Dear CEO’s: Celebrate Failure
How important is failure — yes, failure — to the health of a thriving, innovative business?
So important that Ratan Tata, chairman of India’s largest corporation, gives an annual award to the employee who comes up with the best idea that failed. So important that Apple, the company that gives us the world’s most beautifully designed music players, mobile phones, and tablets, wouldn’t be here if it hadn’t dared to fail. Remember the Apple Newton? Probably not, since it was a flop. But it was a precursor to today’s wildly successful iPad.
In a struggling economic climate, failure is what separates mediocre companies from businesses that break through and astound us with their creativity.
Yet failure has become a scenario to be avoided at all costs for most CEOs. Between fear of losing jobs to fear of rattling investors, business leaders are expected to deliver a perfect track record of product launches and expansion programs. They indirectly instill this attitude in their employees, who lack the confidence to spearhead any corporate initiative that isn’t guaranteed to work.
Call it the Tiger Mom effect: In the business world today, failure is apparently not an option.
We need to change this attitude toward failure — and celebrate the idea that only by falling on our collective business faces do we learn enough to succeed down the road. Sure, this is a tough sell at a time when unemployment figures are still high and a true economic recovery is still a long way off. But without failures, no business can grow and innovate.
Why is it that we are willing to accept a certain amount of failure along with success in other arenas, but it’s forbidden in business? Take basketball: The best player on his best night will only score about 50 percent of the time. The other 50 percent of the shots aren’t considered failures — they are attempts to test playing strategy that will figure into dunks later in the game.
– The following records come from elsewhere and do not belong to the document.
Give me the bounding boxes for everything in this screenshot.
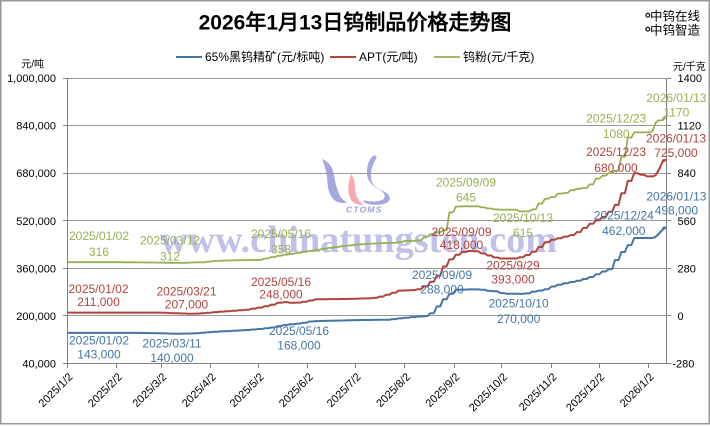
svg-text:1400: 1400 — [678, 73, 702, 85]
svg-text:APT(元/吨): APT(元/吨) — [359, 50, 418, 64]
svg-text:462,000: 462,000 — [602, 224, 646, 238]
svg-text:358: 358 — [271, 243, 291, 257]
svg-text:钨粉(元/千克): 钨粉(元/千克) — [463, 49, 534, 64]
svg-text:CTOMS: CTOMS — [346, 205, 383, 215]
svg-text:2025/01/02: 2025/01/02 — [68, 282, 128, 296]
svg-text:498,000: 498,000 — [655, 204, 699, 218]
svg-text:2025/05/16: 2025/05/16 — [251, 275, 311, 289]
svg-text:312: 312 — [160, 250, 180, 264]
svg-text:680,000: 680,000 — [594, 161, 638, 175]
svg-text:中钨在线: 中钨在线 — [650, 9, 701, 24]
svg-text:2025/03/11: 2025/03/11 — [142, 337, 201, 351]
svg-text:2025/12/23: 2025/12/23 — [586, 145, 646, 159]
svg-text:2025/01/02: 2025/01/02 — [69, 229, 129, 243]
svg-text:645: 645 — [456, 191, 476, 205]
svg-text:725,000: 725,000 — [654, 146, 698, 160]
svg-text:418,000: 418,000 — [440, 238, 484, 252]
svg-text:元/吨: 元/吨 — [21, 58, 44, 71]
svg-text:316: 316 — [89, 245, 109, 259]
svg-text:200,000: 200,000 — [16, 311, 56, 323]
svg-text:2025/05/16: 2025/05/16 — [269, 324, 329, 338]
svg-text:560: 560 — [678, 216, 696, 228]
svg-text:2026年1月13日钨制品价格走势图: 2026年1月13日钨制品价格走势图 — [199, 11, 512, 35]
svg-text:2025/03/21: 2025/03/21 — [156, 285, 216, 299]
svg-text:288,000: 288,000 — [420, 283, 464, 297]
svg-text:2025/09/09: 2025/09/09 — [412, 268, 472, 282]
svg-text:248,000: 248,000 — [259, 288, 303, 302]
svg-text:840,000: 840,000 — [16, 121, 56, 133]
svg-text:2026/01/13: 2026/01/13 — [646, 131, 706, 145]
svg-text:143,000: 143,000 — [77, 348, 121, 362]
svg-text:1120: 1120 — [678, 121, 702, 133]
svg-text:2025/09/09: 2025/09/09 — [431, 225, 491, 239]
svg-text:1080: 1080 — [603, 127, 630, 141]
svg-text:2025/09/09: 2025/09/09 — [436, 176, 496, 190]
svg-text:140,000: 140,000 — [150, 351, 194, 365]
svg-text:www.chinatungsten.com: www.chinatungsten.com — [160, 219, 557, 261]
svg-text:40,000: 40,000 — [22, 359, 56, 371]
svg-text:2025/03/12: 2025/03/12 — [140, 234, 200, 248]
svg-text:520,000: 520,000 — [16, 216, 56, 228]
svg-text:2025/01/02: 2025/01/02 — [69, 334, 129, 348]
svg-text:2025/12/24: 2025/12/24 — [594, 209, 654, 223]
svg-text:中钨智造: 中钨智造 — [650, 23, 701, 38]
svg-text:元/千克: 元/千克 — [673, 61, 706, 73]
svg-text:2025/12/23: 2025/12/23 — [586, 112, 646, 126]
svg-text:2025/9/29: 2025/9/29 — [486, 258, 540, 272]
svg-text:2026/01/13: 2026/01/13 — [646, 190, 706, 204]
svg-text:615: 615 — [513, 226, 533, 240]
svg-text:168,000: 168,000 — [277, 338, 321, 352]
svg-text:2026/01/13: 2026/01/13 — [646, 91, 706, 105]
svg-text:-280: -280 — [672, 359, 694, 371]
svg-text:211,000: 211,000 — [77, 295, 120, 309]
svg-text:2025/10/13: 2025/10/13 — [493, 211, 553, 225]
svg-text:65%黑钨精矿(元/标吨): 65%黑钨精矿(元/标吨) — [205, 49, 324, 64]
svg-text:1,000,000: 1,000,000 — [7, 73, 56, 85]
svg-text:393,000: 393,000 — [491, 273, 535, 287]
svg-text:680,000: 680,000 — [16, 168, 56, 180]
svg-text:360,000: 360,000 — [16, 263, 56, 275]
svg-text:2025/05/16: 2025/05/16 — [251, 227, 311, 241]
svg-text:1170: 1170 — [663, 106, 689, 120]
svg-text:270,000: 270,000 — [497, 312, 541, 326]
svg-text:2025/10/10: 2025/10/10 — [489, 296, 549, 310]
svg-text:280: 280 — [678, 263, 696, 275]
svg-text:840: 840 — [678, 168, 696, 180]
svg-text:207,000: 207,000 — [165, 298, 209, 312]
svg-text:0: 0 — [678, 311, 684, 323]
If a basketball player is scoring close to 100 percent of the time, he is clearly making layups and not considering the three-pointer that may be needed to win the game. The same is true for business leaders: if every one of your pet projects rolls out successfully, maybe you aren’t stretching far enough.
Apple Computer would not have reached its current peak of success if it had feared to roll the dice and launch products that didn’t always hit the mark. In the mid-1990s, the company was considered washed up. Steve Jobs had departed, and a string of lackluster product launches unrelated to the company’s core business had failed to catch fire. But the company learned lessons from its mistakes, and shifted focus to the development of flawlessly designed consumer electronics goods. Yesterday’s failures bred today’s market dominance.
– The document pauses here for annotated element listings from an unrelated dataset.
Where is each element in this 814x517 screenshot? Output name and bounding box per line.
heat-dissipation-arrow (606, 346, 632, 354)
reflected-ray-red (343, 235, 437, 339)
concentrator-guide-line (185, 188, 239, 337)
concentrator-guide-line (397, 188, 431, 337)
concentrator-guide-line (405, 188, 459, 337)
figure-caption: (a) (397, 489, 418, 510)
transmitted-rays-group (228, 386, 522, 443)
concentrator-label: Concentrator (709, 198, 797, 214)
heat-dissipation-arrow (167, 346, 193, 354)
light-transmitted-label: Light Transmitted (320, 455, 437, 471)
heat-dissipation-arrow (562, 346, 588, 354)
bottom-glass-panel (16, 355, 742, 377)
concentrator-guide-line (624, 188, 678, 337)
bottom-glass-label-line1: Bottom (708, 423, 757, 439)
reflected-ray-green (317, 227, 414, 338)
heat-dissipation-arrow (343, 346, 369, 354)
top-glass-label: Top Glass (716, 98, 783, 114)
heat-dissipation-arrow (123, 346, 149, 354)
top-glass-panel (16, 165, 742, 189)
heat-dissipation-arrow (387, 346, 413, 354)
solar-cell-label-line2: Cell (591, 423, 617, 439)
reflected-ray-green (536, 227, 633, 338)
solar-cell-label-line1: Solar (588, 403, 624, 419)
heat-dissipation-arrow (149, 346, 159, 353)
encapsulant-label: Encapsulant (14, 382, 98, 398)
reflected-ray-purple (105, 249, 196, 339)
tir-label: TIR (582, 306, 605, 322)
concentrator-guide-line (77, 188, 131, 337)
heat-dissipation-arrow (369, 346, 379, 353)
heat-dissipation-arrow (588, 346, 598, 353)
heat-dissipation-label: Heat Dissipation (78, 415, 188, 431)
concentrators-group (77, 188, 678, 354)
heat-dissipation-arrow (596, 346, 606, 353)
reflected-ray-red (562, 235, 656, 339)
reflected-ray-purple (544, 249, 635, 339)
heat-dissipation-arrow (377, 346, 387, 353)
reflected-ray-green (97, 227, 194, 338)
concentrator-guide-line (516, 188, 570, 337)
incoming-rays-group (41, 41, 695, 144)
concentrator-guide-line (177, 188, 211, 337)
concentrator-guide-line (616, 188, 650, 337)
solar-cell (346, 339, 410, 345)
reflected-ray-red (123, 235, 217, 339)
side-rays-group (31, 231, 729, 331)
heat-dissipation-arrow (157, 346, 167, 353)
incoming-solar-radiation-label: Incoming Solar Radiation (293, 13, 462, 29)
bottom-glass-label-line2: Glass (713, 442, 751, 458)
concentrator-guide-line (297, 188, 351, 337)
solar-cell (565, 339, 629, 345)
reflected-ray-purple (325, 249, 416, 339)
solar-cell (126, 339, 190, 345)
Fail today, profit tomorrow
The good news about failing is that this is a smart time to do it. Today, the cost of failure is much lower than it used to be. And if you take chances while the economy is down, your successful business launch will grow and become exponentially more profitable as times improve.
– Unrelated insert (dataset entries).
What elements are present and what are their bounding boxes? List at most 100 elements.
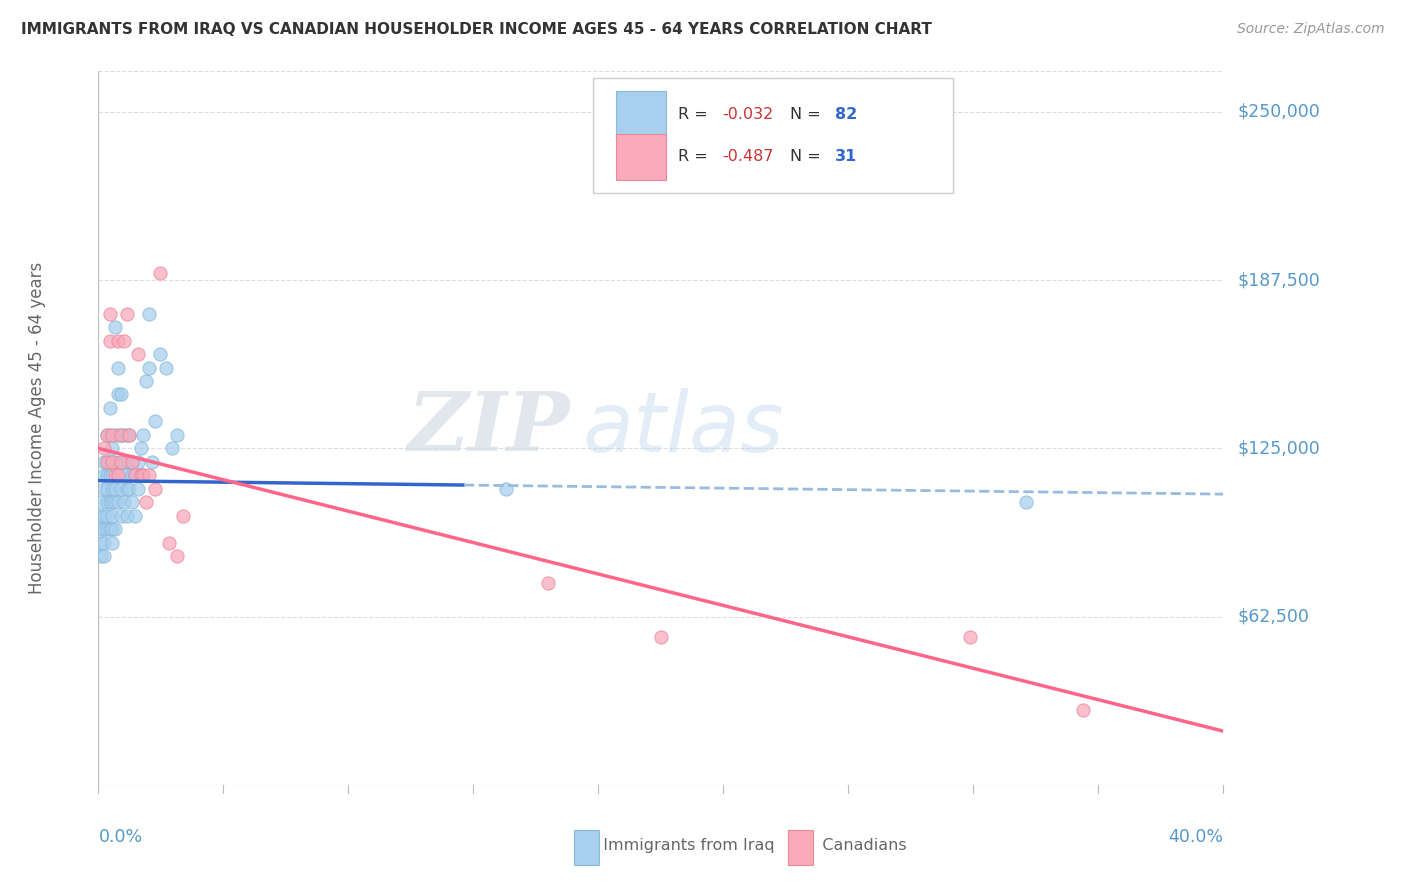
Point	[96, 428, 118, 442]
Point	[127, 482, 149, 496]
Point	[96, 468, 118, 483]
Text: 82: 82	[835, 107, 858, 121]
Point	[107, 360, 129, 375]
Point	[1015, 495, 1038, 509]
Point	[124, 468, 146, 483]
Text: Householder Income Ages 45 - 64 years: Householder Income Ages 45 - 64 years	[28, 262, 45, 594]
Point	[98, 334, 121, 348]
Point	[98, 522, 121, 536]
Point	[93, 442, 115, 456]
Text: Canadians: Canadians	[807, 838, 907, 853]
Point	[104, 455, 127, 469]
Point	[115, 508, 138, 523]
Point	[129, 468, 152, 483]
Point	[495, 482, 517, 496]
Point	[112, 495, 135, 509]
Point	[93, 468, 115, 483]
Point	[101, 495, 124, 509]
Point	[143, 482, 166, 496]
Text: -0.032: -0.032	[723, 107, 773, 121]
Point	[93, 522, 115, 536]
Point	[110, 455, 132, 469]
Point	[110, 482, 132, 496]
Point	[112, 455, 135, 469]
Point	[90, 495, 112, 509]
Point	[101, 455, 124, 469]
Point	[101, 442, 124, 456]
Point	[98, 428, 121, 442]
Text: N =: N =	[790, 150, 827, 164]
Text: $250,000: $250,000	[1237, 103, 1320, 120]
Text: R =: R =	[678, 107, 713, 121]
Point	[115, 428, 138, 442]
Text: N =: N =	[790, 107, 827, 121]
FancyBboxPatch shape	[616, 134, 666, 180]
Point	[121, 495, 143, 509]
FancyBboxPatch shape	[787, 830, 813, 865]
Point	[96, 508, 118, 523]
FancyBboxPatch shape	[574, 830, 599, 865]
Point	[98, 307, 121, 321]
Point	[118, 428, 141, 442]
Point	[110, 428, 132, 442]
Point	[107, 428, 129, 442]
Text: $125,000: $125,000	[1237, 440, 1320, 458]
Point	[1071, 702, 1094, 716]
Point	[96, 428, 118, 442]
Point	[129, 468, 152, 483]
Point	[155, 360, 177, 375]
Text: R =: R =	[678, 150, 713, 164]
Point	[104, 495, 127, 509]
Text: $187,500: $187,500	[1237, 271, 1320, 289]
Point	[132, 428, 155, 442]
Point	[93, 482, 115, 496]
Point	[121, 468, 143, 483]
Point	[96, 482, 118, 496]
Text: Source: ZipAtlas.com: Source: ZipAtlas.com	[1237, 22, 1385, 37]
Point	[112, 428, 135, 442]
Point	[118, 482, 141, 496]
Point	[124, 468, 146, 483]
Point	[104, 468, 127, 483]
Point	[143, 414, 166, 428]
Point	[650, 630, 672, 644]
Point	[104, 320, 127, 334]
Point	[96, 495, 118, 509]
Point	[98, 455, 121, 469]
Text: 40.0%: 40.0%	[1168, 828, 1223, 846]
Point	[135, 495, 157, 509]
Point	[93, 508, 115, 523]
Point	[121, 455, 143, 469]
Point	[98, 401, 121, 415]
Point	[101, 455, 124, 469]
Point	[101, 482, 124, 496]
Point	[98, 468, 121, 483]
Point	[96, 455, 118, 469]
Point	[121, 455, 143, 469]
Point	[110, 508, 132, 523]
Text: -0.487: -0.487	[723, 150, 775, 164]
Point	[166, 549, 188, 563]
Point	[132, 468, 155, 483]
Point	[138, 360, 160, 375]
Point	[141, 455, 163, 469]
Point	[90, 549, 112, 563]
Point	[104, 482, 127, 496]
Point	[118, 455, 141, 469]
Point	[132, 468, 155, 483]
Point	[90, 535, 112, 549]
Text: atlas: atlas	[582, 388, 783, 468]
Point	[96, 455, 118, 469]
Point	[160, 442, 183, 456]
FancyBboxPatch shape	[616, 91, 666, 137]
Point	[93, 549, 115, 563]
Point	[157, 535, 180, 549]
Point	[135, 374, 157, 388]
Point	[115, 455, 138, 469]
Point	[93, 455, 115, 469]
Point	[98, 495, 121, 509]
Point	[101, 428, 124, 442]
Point	[107, 334, 129, 348]
Text: $62,500: $62,500	[1237, 607, 1309, 625]
Point	[118, 428, 141, 442]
Strange as it may sound, a positive attitude towards failure starts at the top. Here’s how business leaders can create an environment where failure is encouraged, not punished.
Applaud people who fail: As a leader, you need to praise people who take risks and explore new ways to gain market share, since short-term failures can lead to the biggest business successes down the road. Talk publicly about why the failed venture has merit, and what your employees have learned from it. At performance review time, let the innovators who dare to fail know that you value their contributions.
Acknowledge your own failures: When you experience a failure as a leader, don’t hide it — talk about it. Your missed opportunity will encourage others to take risks. When you tell personal stories about your own failed plans, you give permission to everyone in the organization to do the same, without fear of reprisals. (Of course, you should always remind people that they should dig deep for lessons learned from every failed attempt.)
Create a culture of innovation and entrepreneurship: Grant people the time to work on projects that they’re passionate about — beyond their daily responsibilities. This sends employees a signal that their failures as well as their successes have great value to the business. Google does this, allowing its engineers to spend 20 percent of their work time on side projects. You can’t argue with success: Google’s Orkut social networking service and AdSense ads for website content came directly from this “20 percent time” program.
So get out there and fail — and take inspiration from Thomas Edison, who suffered through more than a thousand experiments before finally inventing a working light bulb. “I didn’t fail a thousand times,” Edison told a journalist. “The light bulb was an invention with a thousand steps.”